Namun ada istilah “Tsundoku” istilah dari budaya Jepang . Asal katanya : “tsunde”
(menumpuk) dan “oku”
(membiarkan). Ini menggambarkan kebiasaan membeli atau mengumpulkan buku. Niatnya untuk dibaca, namun akhirnya hanya ditumpuk tanpa benar-benar dibaca. Jadi, tsundoku bukan sekadar “punya banyak buku”, tetapi lebih pada ironi antara hasrat intelektual dan realitas keterbatasan disiplin membaca dan juga waktu.

Fenomena tsundoku mencerminkan beberapa hal penting: seseorang haus akan pengetahuan, tapi terbatas oleh waktu. Minat baca ada minat belajar tinggi. Namun, tertunda karena kesibukan, terlebih dalam kehidupan modern. Distraksi digital dan kesibukan membuat niat membaca buku sering tertunda.

Selain itu ada Ilusi produktivitas intelektual. Seseorang sering merasa
membeli buku memberi rasa seolah-olah ia sudah “berproses menjadi lebih pintar”. Padahal, tanpa membaca, pengetahuan itu belum aktual.

Secara psikologis dalam Tsundoku ada juga simbol identitas diri.Tumpukan buku terkadang menjadi representasi diri atau prncitraan ingin terlihat: intelektual, reflektif, atau pembelajar.

Tsundoku mencerminkan kesenjangan antara “ingin membaca” dan “benar-benar membaca”. Ini bukan hanya soal buku, tetapi juga gambaran umum tentang banyak hal dalam hidup: niat baik yang tak selalu diwujudkan.

Namun bagi orang-orang yang mencintai literasi, tsundoku bisa menjadi cermin jujur. Sebagai pengingat bahwa:
Pengetahuan tidak bertambah dari kepemilikan, tetapi dari keterlibatan. Membaca bukan soal berapa banyak buku dimiliki, tetapi seberapa dalam pemahaman yang dihayati.

Disiplin kecil seperti membaca beberapa halaman setiap hari, lebih berarti daripada ambisi besar tanpa aksi.
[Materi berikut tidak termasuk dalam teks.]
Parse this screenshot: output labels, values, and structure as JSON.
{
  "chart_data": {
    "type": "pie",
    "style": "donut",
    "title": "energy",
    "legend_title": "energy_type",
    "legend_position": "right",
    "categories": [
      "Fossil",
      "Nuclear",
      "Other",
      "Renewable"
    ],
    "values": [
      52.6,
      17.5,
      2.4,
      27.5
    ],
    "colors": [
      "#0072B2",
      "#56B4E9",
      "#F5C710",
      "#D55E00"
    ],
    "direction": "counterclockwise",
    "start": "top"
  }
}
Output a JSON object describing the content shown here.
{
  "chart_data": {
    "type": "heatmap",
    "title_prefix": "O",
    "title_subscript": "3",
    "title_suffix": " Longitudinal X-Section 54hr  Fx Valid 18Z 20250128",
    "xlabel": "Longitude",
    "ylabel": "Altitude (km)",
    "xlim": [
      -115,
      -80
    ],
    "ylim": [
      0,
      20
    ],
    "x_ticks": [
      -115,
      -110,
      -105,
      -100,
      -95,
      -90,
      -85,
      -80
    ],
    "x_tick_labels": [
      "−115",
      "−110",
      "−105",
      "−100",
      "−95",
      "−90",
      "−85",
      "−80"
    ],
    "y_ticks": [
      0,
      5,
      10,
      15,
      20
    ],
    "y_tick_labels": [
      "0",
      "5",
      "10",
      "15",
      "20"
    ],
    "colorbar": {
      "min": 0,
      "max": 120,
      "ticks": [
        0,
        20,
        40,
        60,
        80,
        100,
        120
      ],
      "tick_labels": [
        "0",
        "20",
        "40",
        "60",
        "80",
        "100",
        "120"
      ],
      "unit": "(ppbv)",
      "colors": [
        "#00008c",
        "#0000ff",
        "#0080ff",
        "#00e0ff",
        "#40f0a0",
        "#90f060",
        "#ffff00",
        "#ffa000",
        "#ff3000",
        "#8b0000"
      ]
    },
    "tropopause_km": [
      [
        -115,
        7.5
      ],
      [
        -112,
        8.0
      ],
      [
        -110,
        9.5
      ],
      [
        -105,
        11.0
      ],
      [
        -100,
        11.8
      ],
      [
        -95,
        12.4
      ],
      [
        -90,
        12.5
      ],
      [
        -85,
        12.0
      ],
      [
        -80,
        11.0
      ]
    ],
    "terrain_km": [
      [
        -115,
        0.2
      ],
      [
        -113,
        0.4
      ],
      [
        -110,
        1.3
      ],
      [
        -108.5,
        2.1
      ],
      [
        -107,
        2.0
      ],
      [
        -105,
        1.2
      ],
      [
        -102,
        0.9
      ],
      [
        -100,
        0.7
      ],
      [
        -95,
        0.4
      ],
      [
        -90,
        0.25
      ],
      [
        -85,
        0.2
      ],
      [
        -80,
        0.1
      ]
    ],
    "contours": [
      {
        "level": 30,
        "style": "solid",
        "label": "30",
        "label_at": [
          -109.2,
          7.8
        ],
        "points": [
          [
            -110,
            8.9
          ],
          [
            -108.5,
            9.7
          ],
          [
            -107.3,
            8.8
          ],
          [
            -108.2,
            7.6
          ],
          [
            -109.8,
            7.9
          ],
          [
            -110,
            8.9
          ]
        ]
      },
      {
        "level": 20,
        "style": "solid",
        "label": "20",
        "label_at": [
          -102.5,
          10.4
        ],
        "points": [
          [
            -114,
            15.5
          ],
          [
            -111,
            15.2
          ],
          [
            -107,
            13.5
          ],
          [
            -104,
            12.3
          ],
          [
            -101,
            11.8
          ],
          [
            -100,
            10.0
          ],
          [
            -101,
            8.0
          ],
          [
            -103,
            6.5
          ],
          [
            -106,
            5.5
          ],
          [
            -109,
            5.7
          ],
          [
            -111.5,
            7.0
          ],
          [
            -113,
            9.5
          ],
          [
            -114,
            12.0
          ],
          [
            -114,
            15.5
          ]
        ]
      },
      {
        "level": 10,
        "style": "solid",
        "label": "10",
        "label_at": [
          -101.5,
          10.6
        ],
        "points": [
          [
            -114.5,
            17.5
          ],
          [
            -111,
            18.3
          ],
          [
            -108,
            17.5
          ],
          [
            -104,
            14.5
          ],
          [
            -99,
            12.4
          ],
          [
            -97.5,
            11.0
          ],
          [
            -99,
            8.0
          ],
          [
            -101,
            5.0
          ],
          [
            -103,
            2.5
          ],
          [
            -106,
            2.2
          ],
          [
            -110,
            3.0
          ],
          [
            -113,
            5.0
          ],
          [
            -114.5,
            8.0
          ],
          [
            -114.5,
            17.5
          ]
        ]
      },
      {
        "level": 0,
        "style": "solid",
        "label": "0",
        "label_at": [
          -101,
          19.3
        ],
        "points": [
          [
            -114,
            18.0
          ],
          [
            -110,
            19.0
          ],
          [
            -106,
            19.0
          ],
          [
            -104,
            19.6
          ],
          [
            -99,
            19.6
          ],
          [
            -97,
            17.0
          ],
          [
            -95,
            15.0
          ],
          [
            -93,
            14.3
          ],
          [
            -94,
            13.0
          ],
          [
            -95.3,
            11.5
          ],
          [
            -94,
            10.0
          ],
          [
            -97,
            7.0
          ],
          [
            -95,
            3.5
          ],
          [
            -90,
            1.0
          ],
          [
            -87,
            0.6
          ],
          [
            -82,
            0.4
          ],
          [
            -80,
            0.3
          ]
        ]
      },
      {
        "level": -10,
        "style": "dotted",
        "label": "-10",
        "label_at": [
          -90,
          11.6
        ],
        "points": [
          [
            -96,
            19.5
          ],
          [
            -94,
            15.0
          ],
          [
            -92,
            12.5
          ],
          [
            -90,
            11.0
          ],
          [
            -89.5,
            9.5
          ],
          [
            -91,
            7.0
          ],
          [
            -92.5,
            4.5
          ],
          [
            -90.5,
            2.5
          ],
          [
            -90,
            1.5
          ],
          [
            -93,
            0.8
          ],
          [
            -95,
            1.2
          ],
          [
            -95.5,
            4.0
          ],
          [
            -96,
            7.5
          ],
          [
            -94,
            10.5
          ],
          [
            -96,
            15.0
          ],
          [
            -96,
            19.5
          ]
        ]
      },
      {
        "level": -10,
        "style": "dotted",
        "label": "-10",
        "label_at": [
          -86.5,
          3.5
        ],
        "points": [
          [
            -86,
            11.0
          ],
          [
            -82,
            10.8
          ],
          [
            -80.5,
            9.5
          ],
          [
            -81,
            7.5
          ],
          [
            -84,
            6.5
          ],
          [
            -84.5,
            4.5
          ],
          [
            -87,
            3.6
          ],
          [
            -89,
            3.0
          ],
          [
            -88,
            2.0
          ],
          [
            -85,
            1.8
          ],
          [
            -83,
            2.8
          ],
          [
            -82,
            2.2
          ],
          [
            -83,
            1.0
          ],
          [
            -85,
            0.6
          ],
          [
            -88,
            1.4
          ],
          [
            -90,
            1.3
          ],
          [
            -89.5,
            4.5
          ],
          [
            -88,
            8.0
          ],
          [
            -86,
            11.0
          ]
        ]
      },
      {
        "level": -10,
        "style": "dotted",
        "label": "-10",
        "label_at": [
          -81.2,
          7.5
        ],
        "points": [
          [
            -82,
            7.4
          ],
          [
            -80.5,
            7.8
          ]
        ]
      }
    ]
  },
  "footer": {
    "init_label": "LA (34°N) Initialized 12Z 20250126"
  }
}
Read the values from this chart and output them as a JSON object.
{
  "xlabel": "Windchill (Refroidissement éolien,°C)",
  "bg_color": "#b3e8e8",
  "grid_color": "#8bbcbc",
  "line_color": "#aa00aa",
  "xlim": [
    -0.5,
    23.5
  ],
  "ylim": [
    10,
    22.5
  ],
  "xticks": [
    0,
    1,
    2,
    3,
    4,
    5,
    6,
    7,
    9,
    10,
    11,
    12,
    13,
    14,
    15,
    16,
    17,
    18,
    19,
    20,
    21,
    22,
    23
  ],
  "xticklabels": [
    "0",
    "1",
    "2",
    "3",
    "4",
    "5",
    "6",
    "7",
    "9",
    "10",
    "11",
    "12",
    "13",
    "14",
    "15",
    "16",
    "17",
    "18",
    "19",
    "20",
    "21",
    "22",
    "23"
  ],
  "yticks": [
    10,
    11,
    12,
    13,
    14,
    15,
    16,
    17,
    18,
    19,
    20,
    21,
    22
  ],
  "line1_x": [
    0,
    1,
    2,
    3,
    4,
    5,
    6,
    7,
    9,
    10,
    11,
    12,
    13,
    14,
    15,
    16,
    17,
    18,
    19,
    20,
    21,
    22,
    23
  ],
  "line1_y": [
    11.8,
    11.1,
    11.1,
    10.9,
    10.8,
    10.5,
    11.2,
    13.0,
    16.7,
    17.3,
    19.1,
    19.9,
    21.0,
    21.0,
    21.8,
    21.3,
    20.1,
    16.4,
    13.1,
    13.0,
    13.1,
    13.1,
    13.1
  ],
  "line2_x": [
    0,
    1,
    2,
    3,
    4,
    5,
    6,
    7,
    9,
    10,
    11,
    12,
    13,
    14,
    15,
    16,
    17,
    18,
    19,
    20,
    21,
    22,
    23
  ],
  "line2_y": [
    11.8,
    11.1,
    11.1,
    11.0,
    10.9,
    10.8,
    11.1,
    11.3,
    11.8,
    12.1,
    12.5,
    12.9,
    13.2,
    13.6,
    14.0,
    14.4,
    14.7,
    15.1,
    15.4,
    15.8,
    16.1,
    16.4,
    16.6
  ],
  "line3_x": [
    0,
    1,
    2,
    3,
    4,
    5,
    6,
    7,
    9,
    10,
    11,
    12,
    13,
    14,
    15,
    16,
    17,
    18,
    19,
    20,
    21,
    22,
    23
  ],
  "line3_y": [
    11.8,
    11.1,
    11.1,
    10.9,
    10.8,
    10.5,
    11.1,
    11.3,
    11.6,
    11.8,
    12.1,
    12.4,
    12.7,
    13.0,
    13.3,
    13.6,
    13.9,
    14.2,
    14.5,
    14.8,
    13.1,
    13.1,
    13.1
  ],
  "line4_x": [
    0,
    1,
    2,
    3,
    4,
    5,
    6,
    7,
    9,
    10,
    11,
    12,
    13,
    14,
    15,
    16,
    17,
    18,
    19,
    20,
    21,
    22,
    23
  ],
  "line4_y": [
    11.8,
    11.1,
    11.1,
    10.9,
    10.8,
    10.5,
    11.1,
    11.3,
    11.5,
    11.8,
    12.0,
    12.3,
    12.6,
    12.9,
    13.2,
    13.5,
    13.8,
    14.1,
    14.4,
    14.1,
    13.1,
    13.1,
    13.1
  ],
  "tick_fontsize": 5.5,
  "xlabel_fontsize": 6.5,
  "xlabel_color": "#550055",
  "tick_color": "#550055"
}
Meski demikian Sebagai seorang yang mencintai literasi, tsundoku bisa menjadi cermin yang jujur. Ia mengingatkan bahwa:
Pengetahuan tidak bertambah dari kepemilikan, tetapi dari keterlibatan.
Membaca bukan soal kuantitas buku, tetapi kualitas pemahaman. Disiplin kecil (membaca beberapa halaman setiap hari) lebih berarti daripada ambisi besar tanpa aksi.

Tsundoku potret khas manusia modern: penuh niat baik, kaya akses informasi, tetapi sering kalah oleh waktu dan kebiasaan. Ia bukan sekadar kebiasaan menumpuk buku, melainkan pengingat halus bahwa ilmu menuntut perjumpaan, bukan sekadar kepemilikan.

Meski demikian tsundoku tidak juga harus dilihat negatif. Ada sisi konstruktifnya:
Buku yang belum dibaca tetap menjadi “janji masa depan”.
Ia menunjukkan rasa ingin tahu yang hidup. Tumpukan buku bisa menjadi “perpustakaan pribadi” yang siap diakses kapan saja.